Release time:2020-07-03Browse times:55

A research group led by Prof. XU Ning from University of Science and Technology of China (USTC) of the Chinese Academy of Sciences (CAS), collaborating Prof. DENG Youjing, made progress in the research on the rigid percolation associated with the jamming transition. The study was published in Physical Review Letters. 

Percolation refers to the process of a liquid moving gradually through a porous disordered medium. It happens when pores are randomly blocked to a certain degree so that the liquid stops flowing. Percolation in a thermodynamic equilibrium system is relatively fully studied whereas distinct behaviors in a nonequilibrium system still remain to be explained. 

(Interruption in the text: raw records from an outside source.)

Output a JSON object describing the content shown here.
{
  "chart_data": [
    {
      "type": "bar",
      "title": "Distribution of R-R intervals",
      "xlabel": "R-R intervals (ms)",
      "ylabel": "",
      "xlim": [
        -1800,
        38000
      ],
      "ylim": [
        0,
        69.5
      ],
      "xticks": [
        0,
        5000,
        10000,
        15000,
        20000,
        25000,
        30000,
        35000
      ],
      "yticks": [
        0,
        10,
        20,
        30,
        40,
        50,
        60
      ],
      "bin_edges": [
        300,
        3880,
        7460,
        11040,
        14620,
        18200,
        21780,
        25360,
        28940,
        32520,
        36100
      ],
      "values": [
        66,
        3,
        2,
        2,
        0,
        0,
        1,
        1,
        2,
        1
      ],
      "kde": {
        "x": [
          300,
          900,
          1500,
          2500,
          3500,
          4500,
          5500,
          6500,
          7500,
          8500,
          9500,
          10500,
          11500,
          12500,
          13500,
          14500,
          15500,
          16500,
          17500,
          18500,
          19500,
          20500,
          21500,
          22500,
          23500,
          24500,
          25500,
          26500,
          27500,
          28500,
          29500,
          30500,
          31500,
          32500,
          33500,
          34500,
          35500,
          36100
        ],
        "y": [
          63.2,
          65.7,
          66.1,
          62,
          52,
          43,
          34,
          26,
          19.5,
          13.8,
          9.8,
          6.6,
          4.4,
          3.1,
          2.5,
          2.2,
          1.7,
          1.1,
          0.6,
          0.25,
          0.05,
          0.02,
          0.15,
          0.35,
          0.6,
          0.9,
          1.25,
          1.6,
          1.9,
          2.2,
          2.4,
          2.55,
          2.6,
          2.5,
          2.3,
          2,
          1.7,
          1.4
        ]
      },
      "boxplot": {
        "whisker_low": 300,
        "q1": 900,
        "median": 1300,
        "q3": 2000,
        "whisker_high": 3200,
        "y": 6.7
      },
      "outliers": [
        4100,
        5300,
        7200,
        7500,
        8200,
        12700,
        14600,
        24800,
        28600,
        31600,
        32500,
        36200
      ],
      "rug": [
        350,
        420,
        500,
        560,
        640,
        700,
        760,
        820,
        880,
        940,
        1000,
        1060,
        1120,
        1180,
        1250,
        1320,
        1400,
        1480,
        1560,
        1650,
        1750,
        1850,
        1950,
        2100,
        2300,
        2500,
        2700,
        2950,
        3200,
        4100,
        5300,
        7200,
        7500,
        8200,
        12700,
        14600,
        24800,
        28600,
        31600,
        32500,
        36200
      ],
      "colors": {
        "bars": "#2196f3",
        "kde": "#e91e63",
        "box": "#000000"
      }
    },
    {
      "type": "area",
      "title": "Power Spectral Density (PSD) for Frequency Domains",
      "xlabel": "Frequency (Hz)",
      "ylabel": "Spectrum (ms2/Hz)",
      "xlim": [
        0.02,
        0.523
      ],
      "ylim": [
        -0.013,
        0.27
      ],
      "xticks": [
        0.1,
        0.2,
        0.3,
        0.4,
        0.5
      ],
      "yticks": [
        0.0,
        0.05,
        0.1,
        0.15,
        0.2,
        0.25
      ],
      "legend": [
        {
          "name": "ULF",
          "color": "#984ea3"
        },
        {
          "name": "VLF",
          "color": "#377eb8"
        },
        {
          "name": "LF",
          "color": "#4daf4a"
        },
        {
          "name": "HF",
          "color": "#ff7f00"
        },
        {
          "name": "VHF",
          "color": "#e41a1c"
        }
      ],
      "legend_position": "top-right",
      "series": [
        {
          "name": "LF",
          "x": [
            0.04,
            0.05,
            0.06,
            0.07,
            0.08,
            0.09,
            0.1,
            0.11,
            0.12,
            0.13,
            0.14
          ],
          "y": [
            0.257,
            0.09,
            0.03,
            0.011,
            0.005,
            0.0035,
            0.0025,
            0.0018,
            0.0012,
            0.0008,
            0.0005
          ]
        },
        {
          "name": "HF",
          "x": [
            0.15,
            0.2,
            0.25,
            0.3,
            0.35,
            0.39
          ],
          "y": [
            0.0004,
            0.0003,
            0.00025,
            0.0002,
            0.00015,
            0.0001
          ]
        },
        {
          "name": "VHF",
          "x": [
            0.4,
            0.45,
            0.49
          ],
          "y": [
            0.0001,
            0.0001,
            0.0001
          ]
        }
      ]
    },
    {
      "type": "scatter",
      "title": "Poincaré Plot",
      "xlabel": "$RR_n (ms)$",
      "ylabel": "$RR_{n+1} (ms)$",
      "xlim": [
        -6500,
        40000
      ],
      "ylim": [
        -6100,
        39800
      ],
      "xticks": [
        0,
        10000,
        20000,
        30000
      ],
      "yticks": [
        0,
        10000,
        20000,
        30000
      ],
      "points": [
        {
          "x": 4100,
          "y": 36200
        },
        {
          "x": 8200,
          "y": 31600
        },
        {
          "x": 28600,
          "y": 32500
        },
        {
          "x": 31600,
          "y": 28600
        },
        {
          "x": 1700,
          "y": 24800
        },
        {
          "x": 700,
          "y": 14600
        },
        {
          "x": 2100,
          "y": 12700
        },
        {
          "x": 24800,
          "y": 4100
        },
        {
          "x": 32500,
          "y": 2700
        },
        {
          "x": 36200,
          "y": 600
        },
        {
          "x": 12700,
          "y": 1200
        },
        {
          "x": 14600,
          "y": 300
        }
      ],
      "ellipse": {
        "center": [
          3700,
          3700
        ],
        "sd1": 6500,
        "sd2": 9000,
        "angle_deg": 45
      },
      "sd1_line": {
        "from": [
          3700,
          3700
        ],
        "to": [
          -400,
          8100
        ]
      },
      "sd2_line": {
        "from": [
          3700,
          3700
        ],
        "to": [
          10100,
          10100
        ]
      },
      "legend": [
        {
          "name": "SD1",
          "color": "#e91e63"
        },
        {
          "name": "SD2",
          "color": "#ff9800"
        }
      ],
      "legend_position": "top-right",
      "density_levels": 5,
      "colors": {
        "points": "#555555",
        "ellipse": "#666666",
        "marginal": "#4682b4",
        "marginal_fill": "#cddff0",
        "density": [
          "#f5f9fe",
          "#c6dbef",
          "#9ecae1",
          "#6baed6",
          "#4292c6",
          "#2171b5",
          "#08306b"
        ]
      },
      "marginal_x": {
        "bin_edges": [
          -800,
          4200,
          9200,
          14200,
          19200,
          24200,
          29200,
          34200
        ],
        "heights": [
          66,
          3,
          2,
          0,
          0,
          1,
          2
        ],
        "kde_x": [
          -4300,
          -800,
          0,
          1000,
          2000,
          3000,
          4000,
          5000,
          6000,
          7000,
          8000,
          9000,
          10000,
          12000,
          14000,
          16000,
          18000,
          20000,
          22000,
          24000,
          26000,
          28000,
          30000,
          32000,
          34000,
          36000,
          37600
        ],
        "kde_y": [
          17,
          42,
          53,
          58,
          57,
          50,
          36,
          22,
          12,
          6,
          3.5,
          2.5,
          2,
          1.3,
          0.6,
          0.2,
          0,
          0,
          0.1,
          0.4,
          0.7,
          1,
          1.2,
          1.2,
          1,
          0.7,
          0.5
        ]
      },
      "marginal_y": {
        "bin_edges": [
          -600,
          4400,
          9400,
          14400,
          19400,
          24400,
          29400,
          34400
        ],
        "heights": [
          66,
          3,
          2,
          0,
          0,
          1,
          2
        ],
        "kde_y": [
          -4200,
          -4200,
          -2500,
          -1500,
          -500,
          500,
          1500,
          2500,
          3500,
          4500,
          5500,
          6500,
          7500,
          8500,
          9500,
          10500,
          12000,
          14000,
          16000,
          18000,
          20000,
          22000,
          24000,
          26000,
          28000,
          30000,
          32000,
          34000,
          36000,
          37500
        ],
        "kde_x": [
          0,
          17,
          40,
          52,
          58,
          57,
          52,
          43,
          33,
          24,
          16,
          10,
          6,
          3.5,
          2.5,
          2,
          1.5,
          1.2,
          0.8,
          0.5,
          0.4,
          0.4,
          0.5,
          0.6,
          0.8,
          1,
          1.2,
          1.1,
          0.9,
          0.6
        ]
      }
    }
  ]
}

The jamming transition is a typical nonequilibrium solid-fluid transition. When the packing density of a large number of short-range interacting particles increases, nonrigid unbonded liquid will be converted to rigid blocked solid. For purely repulsive particles, rigidity in the jamming transition is discontinuous, presenting the characteristic of the first order transition.  

However, attraction force is often exists in real systems, which may change the transition characteristic. Compared with purely repulsive systems, the study of attractive systems has more practical merits. 

In this study, the researchers expanded the conventional perception that in the presence of attraction, the jamming transition corresponds to the rigidity percolation by discovering the abnormal rigidity percolation transition in a nonequilibrium system.

When the range of attraction is long, the jamming transition still exhibits behaviors similar to the rigidity percolation in an equilibrium system. The critical index is consistent to traditional hyperscaling relation. When the range of attraction is short, however, the distribution of the size of rigid clusters shows two distinct values, reflecting the largest cluster and the other cluster, respectively. Interestingly, in spite of the difference, these two type of clusters still have the same fractal dimension.  

With the system’s expansion, two clusters both grow and tend to diverge in the thermodynamic size limit but in different growth rate. This indicates that there exists two length scales in an equilibrium system which is out of expectation since the single scale of the rigidity percolation. 

In the framework of the two-scale scenario, the researchers derived a generalized hyperscaling relation to explain the deviation of hyperscaling brought by two distinct length scales. Researchers also proposed that as long as attractive forces exist, the percolation associated with the jamming transition is continuous. When attractive forces approaching zero, the characteristics of the jamming transition and a pure repulsive system are still intrinsically different.

The research provides new insights into the study of nonequilibrium system and has profound implications for the jamming transition.

The left is the rigidity percolation of sticky particles. Red represents the largest rigid cluster and blue represents the second largest cluster. The right is the distribution P(s) of the size s of rigid clusters under the circumstances of long-rang attraction (a) and short-range attraction (b). Compared to the single distribution index shown in (a), two distinct indexes shown in (b) suggest two scales.